CREATE INDEX ON vector_store USING HNSW (embedding vector_cosine_ops);

The VectorStore also requires an EmbeddingModel instance to calculate embeddings for the documents. To use the Azure OpenAI Embedding Model, add the following dependency to your project:

<dependency>
    <groupId>org.springframework.ai</groupId>
    <artifactId>spring-ai-azure-openai-spring-boot-starter</artifactId>
</dependency>

At application startup, Spring Boot autoconfigures VectorStore using the following Azure OpenAI application properties:

spring.ai.azure.openai.api-key=${AZURE_OPENAI_API_KEY}
spring.ai.azure.openai.endpoint=${AZURE_OPENAI_ENDPOINT}
spring.ai.azure.openai.chat.model=gpt-4o
spring.ai.azure.openai.embedding.model=text-embedding-ada-002

Add documents to the vector store

To add documents to the vector store, you need to generate embeddings and store them along with the original content.
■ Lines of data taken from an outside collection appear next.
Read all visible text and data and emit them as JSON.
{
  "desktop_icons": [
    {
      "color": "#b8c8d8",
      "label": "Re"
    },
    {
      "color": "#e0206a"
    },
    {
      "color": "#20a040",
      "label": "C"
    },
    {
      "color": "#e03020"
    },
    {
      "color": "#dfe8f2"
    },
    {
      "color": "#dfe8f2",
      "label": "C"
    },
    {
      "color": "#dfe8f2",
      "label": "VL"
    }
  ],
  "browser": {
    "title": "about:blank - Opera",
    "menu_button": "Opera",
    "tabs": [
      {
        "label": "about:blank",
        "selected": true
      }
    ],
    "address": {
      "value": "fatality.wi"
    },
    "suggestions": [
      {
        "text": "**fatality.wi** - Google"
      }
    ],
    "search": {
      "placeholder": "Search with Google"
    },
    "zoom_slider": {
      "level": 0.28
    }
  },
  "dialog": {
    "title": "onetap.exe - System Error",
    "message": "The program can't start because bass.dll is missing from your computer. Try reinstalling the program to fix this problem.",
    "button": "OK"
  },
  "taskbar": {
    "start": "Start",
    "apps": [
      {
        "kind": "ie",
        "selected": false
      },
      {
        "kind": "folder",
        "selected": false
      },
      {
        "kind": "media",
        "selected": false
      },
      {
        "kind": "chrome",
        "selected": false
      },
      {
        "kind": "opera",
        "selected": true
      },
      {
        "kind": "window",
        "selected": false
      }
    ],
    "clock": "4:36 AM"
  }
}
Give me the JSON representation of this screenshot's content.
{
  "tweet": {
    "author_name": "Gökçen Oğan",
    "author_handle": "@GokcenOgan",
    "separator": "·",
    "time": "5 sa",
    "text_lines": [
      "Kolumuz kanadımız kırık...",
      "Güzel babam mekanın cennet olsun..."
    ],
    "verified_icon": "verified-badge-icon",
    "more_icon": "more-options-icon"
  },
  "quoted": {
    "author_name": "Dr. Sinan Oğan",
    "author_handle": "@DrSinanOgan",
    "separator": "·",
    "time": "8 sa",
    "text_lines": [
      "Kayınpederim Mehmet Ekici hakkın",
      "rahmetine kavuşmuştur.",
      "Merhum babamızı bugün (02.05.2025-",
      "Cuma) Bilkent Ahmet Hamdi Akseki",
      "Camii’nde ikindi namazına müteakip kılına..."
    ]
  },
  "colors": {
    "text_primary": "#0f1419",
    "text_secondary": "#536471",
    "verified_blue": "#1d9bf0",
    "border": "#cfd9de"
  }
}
The following code example shows you how to use the VectorStore class in a Spring Boot application to store and manage documents:

@Autowired
private VectorStore vectorStore;

List<Document> documents = List.of(
    new Document("A vector store is a specialized database designed to store and manage high-dimensional vectors. ", Map.of("prompt", "What is Vector Store")),
    new Document("PGVectorStore is a Spring Boot starter that simplifies the integration of vector storage and search capabilities into your Spring Boot applications.", Map.of("prompt","Why Use PGVectorStore?"))
);
vectorStore.add(documents);

The following list provides a detailed explanation of how this code works:

  • Spring's @Autowired annotation injects an instance of the VectorStore class into your component.
  • A list of Document objects is created. Each Document contains content and metadata - for example, a prompt.
  • The list of documents is added to the vectorStore. The VectorStore generates embeddings using the configured EmbeddingModel and stores both the content and embeddings in the database.

Query documents

After your documents are stored, you can perform similarity searches to find documents that are semantically similar to a given query. The following code example performs a similarity search using the VectorStore class:

List<Document> results = vectorStore.similaritySearch(
    SearchRequest.builder()
        .query("Spring")
        .topK(5)
        .build()
);

The following list provides a detailed explanation of this example:

  • The similaritySearch method of the VectorStore class is used to find documents that are similar to a given query.
  • The builder pattern creates a SearchRequest object.
  • The query method sets the search string.
  • The topK(5) method call specifies that the search returns the top five most similar documents.

Unit summary

In this unit, you learned the concepts behind using Spring Boot's VectorStore and Azure OpenAI Spring Boot Starter to manage and query document embeddings. You explored the importance of embeddings, how to generate and store them, and how to perform similarity searches.